Wasserbüffel schritten glotzend zwischen den Ständen umher, und rosagefiederte Hühner, die am Holi-Fest teilgenommen hatten, flatterten, von den Marktleuten aufgescheucht, unter die Handwagen, wo sie auf pinkfarben besprühte Lämmchen stießen, die hier Zuflucht vor der Sonne gesucht hatten.
Die Bäuerinnen am Straßenrand hatten die Früchte ihrer Felder auf großen Tüchern ausgebreitet. Kleine Kinder spielten zwischen Säcken und geflochtenen Körben. Ein beinloser junger Mann mit Schnurrbart und dem Lächeln eines scheuen Mädchens schob sich auf einem handgefertigten Fuhrwerk zwischen den Ständen hindurch. Auf einem Müllhaufen schlug ein Rabe seinen Schnabel in den Leib einer toten Ratte. Eine junge Schönheit balancierte in einem erbsengrünen Sari einen Wassereimer auf ihrem Kopf durch die Menge.
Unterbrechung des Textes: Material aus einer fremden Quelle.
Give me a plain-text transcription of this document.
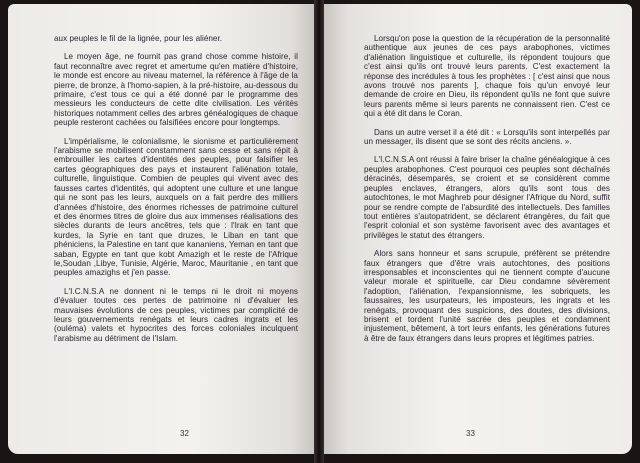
aux peuples le fil de la lignée, pour les aliéner.

Le moyen âge, ne fournit pas grand chose comme histoire, il faut reconnaître avec regret et amertume qu'en matière d'histoire, le monde est encore au niveau maternel, la référence à l'âge de la pierre, de bronze, à l'homo-sapien, à la pré-histoire, au-dessous du primaire, c'est tous ce qui a été donné par le programme des messieurs les conducteurs de cette dite civilisation. Les vérités historiques notamment celles des arbres généalogiques de chaque peuple resteront cachées ou falsifiées encore pour longtemps.

L'impérialisme, le colonialisme, le sionisme et particulièrement l'arabisme se mobilisent constamment sans cesse et sans répit à embrouiller les cartes d'identités des peuples, pour falsifier les cartes géographiques des pays et instaurent l'aliénation totale, culturelle, linguistique. Combien de peuples qui vivent avec des fausses cartes d'identités, qui adoptent une culture et une langue qui ne sont pas les leurs, auxquels on a fait perdre des milliers d'années d'histoire, des énormes richesses de patrimoine culturel et des énormes titres de gloire dus aux immenses réalisations des siècles durants de leurs ancêtres, tels que : l'Irak en tant que kurdes, la Syrie en tant que druzes, le Liban en tant que phéniciens, la Palestine en tant que kananiens, Yeman en tant que saban, Egypte en tant que kobt Amazigh et le reste de l'Afrique le,Soudan ,Libye, Tunisie, Algérie, Maroc, Mauritanie , en tant que peuples amazighs et j'en passe.

L'I.C.N.S.A ne donnent ni le temps ni le droit ni moyens d'évaluer toutes ces pertes de patrimoine ni d'évaluer les mauvaises évolutions de ces peuples, victimes par complicité de leurs gouvernements renégats et leurs cadres ingrats et les (ouléma) valets et hypocrites des forces coloniales inculquent l'arabisme au détriment de l'Islam.

32

Lorsqu'on pose la question de la récupération de la personnalité authentique aux jeunes de ces pays arabophones, victimes d'aliénation linguistique et culturelle, ils répondent toujours que c'est ainsi qu'ils ont trouvé leurs parents. C'est exactement la réponse des incrédules à tous les prophètes : [ c'est ainsi que nous avons trouvé nos parents ], chaque fois qu'un envoyé leur demande de croire en Dieu, ils répondent qu'ils ne font que suivre leurs parents même si leurs parents ne connaissent rien. C'est ce qui a été dit dans le Coran.

Dans un autre verset il a été dit : « Lorsqu'ils sont interpellés par un messager, ils disent que se sont des récits anciens. ».

L'I.C.N.S.A ont réussi à faire briser la chaîne généalogique à ces peuples arabophones. C'est pourquoi ces peuples sont déchaînés déracinés, désemparés, se croient et se considèrent comme peuples enclaves, étrangers, alors qu'ils sont tous des autochtones, le mot Maghreb pour désigner l'Afrique du Nord, suffit pour se rendre compte de l'absurdité des intellectuels. Des familles tout entières s'autopatrident, se déclarent étrangères, du fait que l'esprit colonial et son système favorisent avec des avantages et privilèges le statut des étrangers.

Alors sans honneur et sans scrupule, préfèrent se prétendre faux étrangers que d'être vrais autochtones, des positions irresponsables et inconscientes qui ne tiennent compte d'aucune valeur morale et spirituelle, car Dieu condamne sévèrement l'adoption, l'aliénation, l'expansionnisme, les sobriquets, les faussaires, les usurpateurs, les imposteurs, les ingrats et les renégats, provoquant des suspicions, des doutes, des divisions, brisent et tordent l'unité sacrée des peuples et condamnent injustement, bêtement, à tort leurs enfants, les générations futures à être de faux étrangers dans leurs propres et légitimes patries.

33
Unter dem nackten Fuß eines Jungen in blauer Schuluniform zerbarst ein roter Apfel, und mit der Würde eines Dorfschullehrers bahnte sich ein alter Muslim mit einem Regenschirm als Spazierstock seinen Weg durch die Gemüseabfälle. Vor dem Eingang der Moschee stand ein Stier mit lang herabhängender Halswamme und betrachtete ein Schwein, das seine Schnauze bis zu den Augen in einen Abfallhaufen gegraben hatte.
Nur durch anhaltendes Hupen kam das Taxi im Kuhschritttempo in der lärmenden, feilschenden Menge voran, bis es vor die Zufahrt der Festung mit ihren drei Ringmauern gelangte.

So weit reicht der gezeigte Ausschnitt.